With all of those positives noted though, we’ve all had frustrations with delivery businesses. Maybe you pay for an order that never shows up; maybe the order shows up, but is incomplete; or maybe an app tracker shows you that a driver is nearly at your home, when he or she is really all the way across town. Blockchain technology can (and will) smooth out these issues. It can streamline payments and tracking, such that each step in the delivery process has to be fulfilled before the next one can begin. There will in theory be no more issues with lost deliveries, unfulfilled payments, or even wayward drivers.
The notion that blockchain could disrupt content streaming is one that primarily relates to music. It seems as if musicians have been locked in a decades-long battle with studios, third-party companies (thanks, Napster), and even their own fans — all in a struggle to retain a fair portion of earnings for their work. And it’s quite possible that blockchain technology could give them their best chance yet to do just that.

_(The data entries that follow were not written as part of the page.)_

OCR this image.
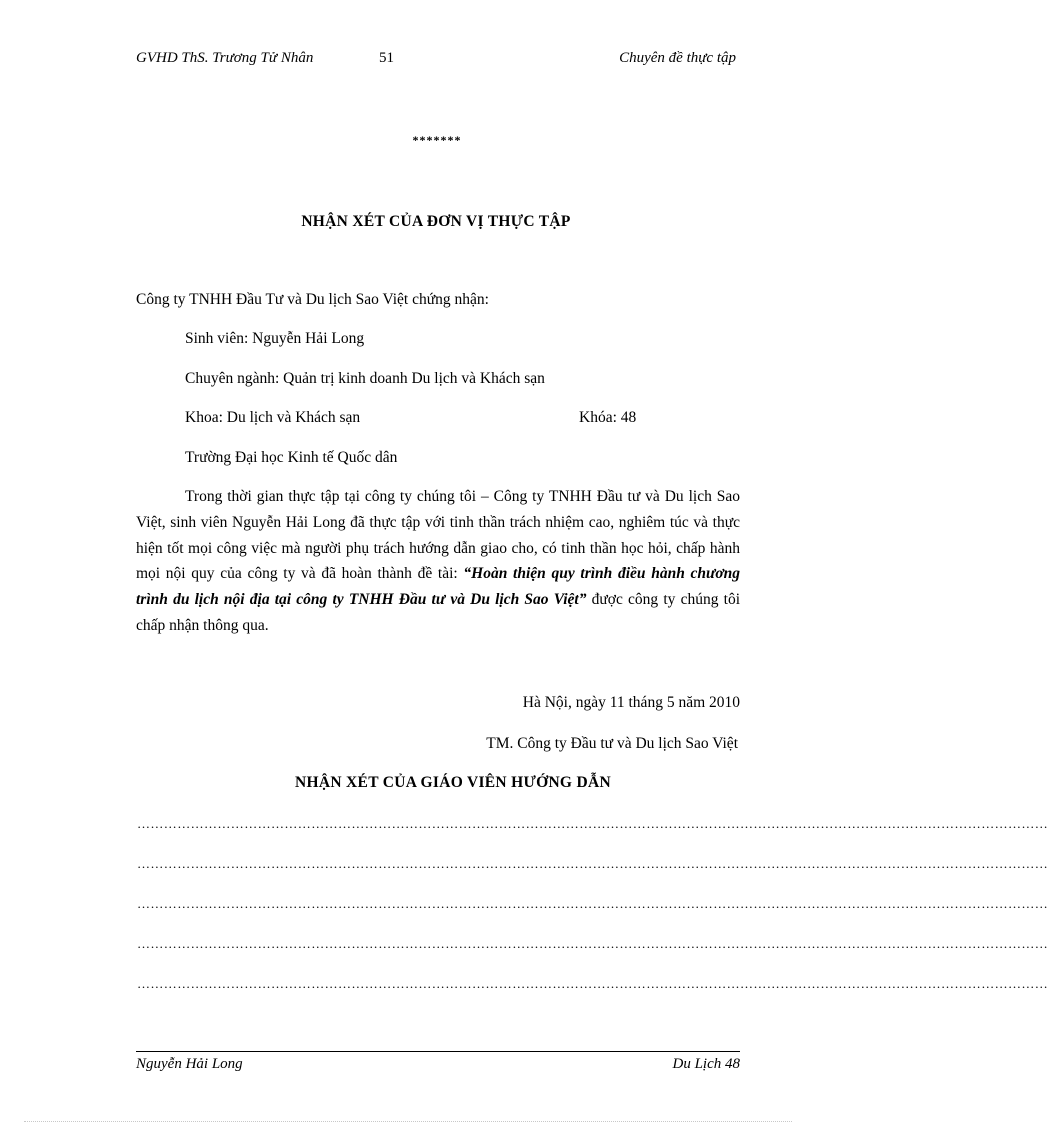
GVHD ThS. Trương Tử Nhân	51	Chuyên đề thực tập
*******
NHẬN XÉT CỦA ĐƠN VỊ THỰC TẬP
Công ty TNHH Đầu Tư và Du lịch Sao Việt chứng nhận:
Sinh viên: Nguyễn Hải Long
Chuyên ngành: Quản trị kinh doanh Du lịch và Khách sạn
Khoa: Du lịch và Khách sạn	Khóa: 48
Trường Đại học Kinh tế Quốc dân
Trong thời gian thực tập tại công ty chúng tôi – Công ty TNHH Đầu tư và Du lịch Sao Việt, sinh viên Nguyễn Hải Long đã thực tập với tinh thần trách nhiệm cao, nghiêm túc và thực hiện tốt mọi công việc mà người phụ trách hướng dẫn giao cho, có tinh thần học hỏi, chấp hành mọi nội quy của công ty và đã hoàn thành đề tài: “Hoàn thiện quy trình điều hành chương trình du lịch nội địa tại công ty TNHH Đầu tư và Du lịch Sao Việt” được công ty chúng tôi chấp nhận thông qua.
Hà Nội, ngày 11 tháng 5 năm 2010
TM. Công ty Đầu tư và Du lịch Sao Việt
NHẬN XÉT CỦA GIÁO VIÊN HƯỚNG DẪN
……………………………………………………………………………………………………………………………………………………………………………………
……………………………………………………………………………………………………………………………………………………………………………………
……………………………………………………………………………………………………………………………………………………………………………………
……………………………………………………………………………………………………………………………………………………………………………………
……………………………………………………………………………………………………………………………………………………………………………………
Nguyễn Hải Long	Du Lịch 48
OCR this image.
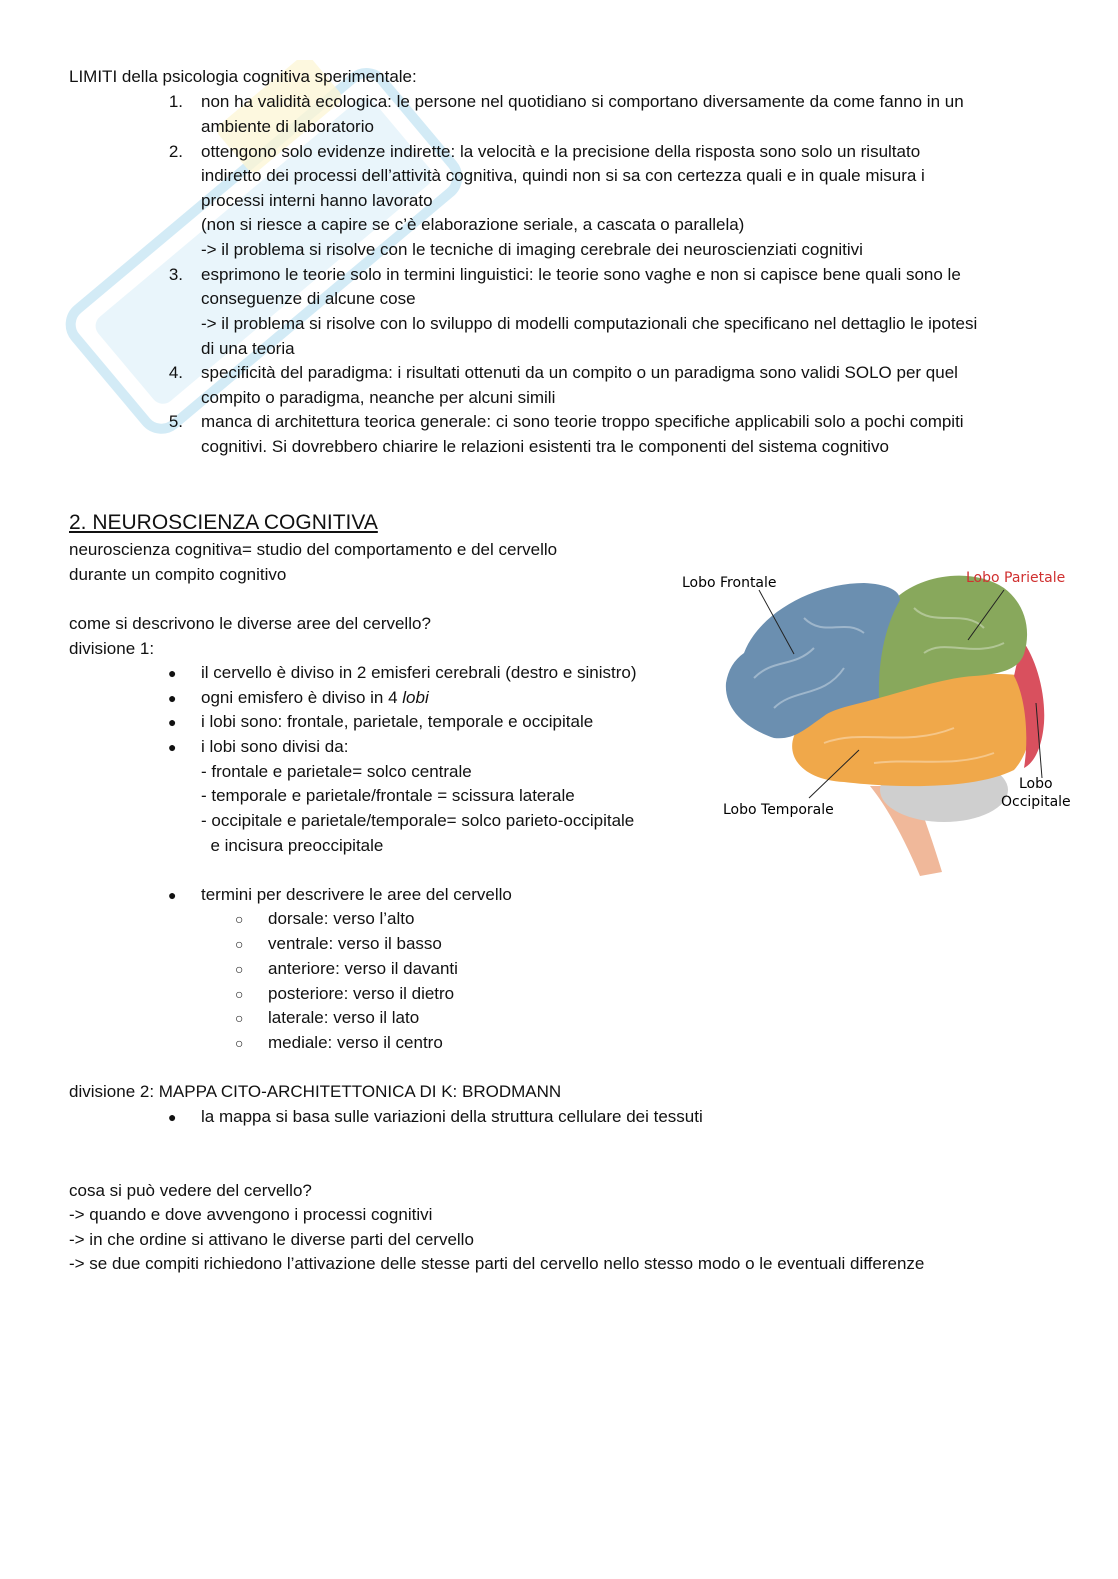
LIMITI della psicologia cognitiva sperimentale:
1. non ha validità ecologica: le persone nel quotidiano si comportano diversamente da come fanno in un
ambiente di laboratorio
2. ottengono solo evidenze indirette: la velocità e la precisione della risposta sono solo un risultato
indiretto dei processi dell’attività cognitiva, quindi non si sa con certezza quali e in quale misura i
processi interni hanno lavorato
(non si riesce a capire se c’è elaborazione seriale, a cascata o parallela)
-> il problema si risolve con le tecniche di imaging cerebrale dei neuroscienziati cognitivi
3. esprimono le teorie solo in termini linguistici: le teorie sono vaghe e non si capisce bene quali sono le
conseguenze di alcune cose
-> il problema si risolve con lo sviluppo di modelli computazionali che specificano nel dettaglio le ipotesi
di una teoria
4. specificità del paradigma: i risultati ottenuti da un compito o un paradigma sono validi SOLO per quel
compito o paradigma, neanche per alcuni simili
5. manca di architettura teorica generale: ci sono teorie troppo specifiche applicabili solo a pochi compiti
cognitivi. Si dovrebbero chiarire le relazioni esistenti tra le componenti del sistema cognitivo
2. NEUROSCIENZA COGNITIVA
neuroscienza cognitiva= studio del comportamento e del cervello
durante un compito cognitivo
come si descrivono le diverse aree del cervello?
divisione 1:
● il cervello è diviso in 2 emisferi cerebrali (destro e sinistro)
● ogni emisfero è diviso in 4 lobi
● i lobi sono: frontale, parietale, temporale e occipitale
● i lobi sono divisi da:
- frontale e parietale= solco centrale
- temporale e parietale/frontale = scissura laterale
- occipitale e parietale/temporale= solco parieto-occipitale
e incisura preoccipitale
● termini per descrivere le aree del cervello
○ dorsale: verso l’alto
○ ventrale: verso il basso
○ anteriore: verso il davanti
○ posteriore: verso il dietro
○ laterale: verso il lato
○ mediale: verso il centro
divisione 2: MAPPA CITO-ARCHITETTONICA DI K: BRODMANN
● la mappa si basa sulle variazioni della struttura cellulare dei tessuti
cosa si può vedere del cervello?
-> quando e dove avvengono i processi cognitivi
-> in che ordine si attivano le diverse parti del cervello
-> se due compiti richiedono l’attivazione delle stesse parti del cervello nello stesso modo o le eventuali differenze
Lobo Frontale	Lobo Parietale
Lobo Temporale
Lobo
Occipitale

The idea here is basically that digital music files transferred via blockchain could be held back until they’re paid for. An artist could opt into a blockchain-based download service such that his or her latest single or album is only available via direct purchase through that service. The money (or an agreed-upon portion of it anyway) would go directly to the artist, and the music would then go to the buyer — presumably in the form of a file that couldn’t then be shared or transferred elsewhere. It’s a fascinating idea that could change music streaming, and which would ultimately impact other forms of content distribution (from films to written articles) as well.
Politics — and specifically the election business, such as it is — has become a sort of Holy Grail for blockchain dreamers. The simple fact is that the blockchain seems very much like an obvious solution to inefficient voting processes, as well as for voting processes that aren’t trusted by the public. A “universal public ledger” that is at once transparent, anonymous, and incorruptible would appear to be an ideal system for voting. ZDNet’s look at potential blockchain elections went as far as to suggest they could “save democracy” (particularly in an era in which election systems are increasingly distrusted).
Unfortunately, early government tests of blockchain-based voting have revealed a few problems. There have been hints of security flaws, and surveys have revealed that people participating in these test elections aren’t buying the benefits much more than they’re questioning the concept. Nevertheless, this is still the “Holy Grail.” Many still believe that political elections will ultimately run on blockchain, and that it would perhaps be the single most significant disruption the technology could bring about.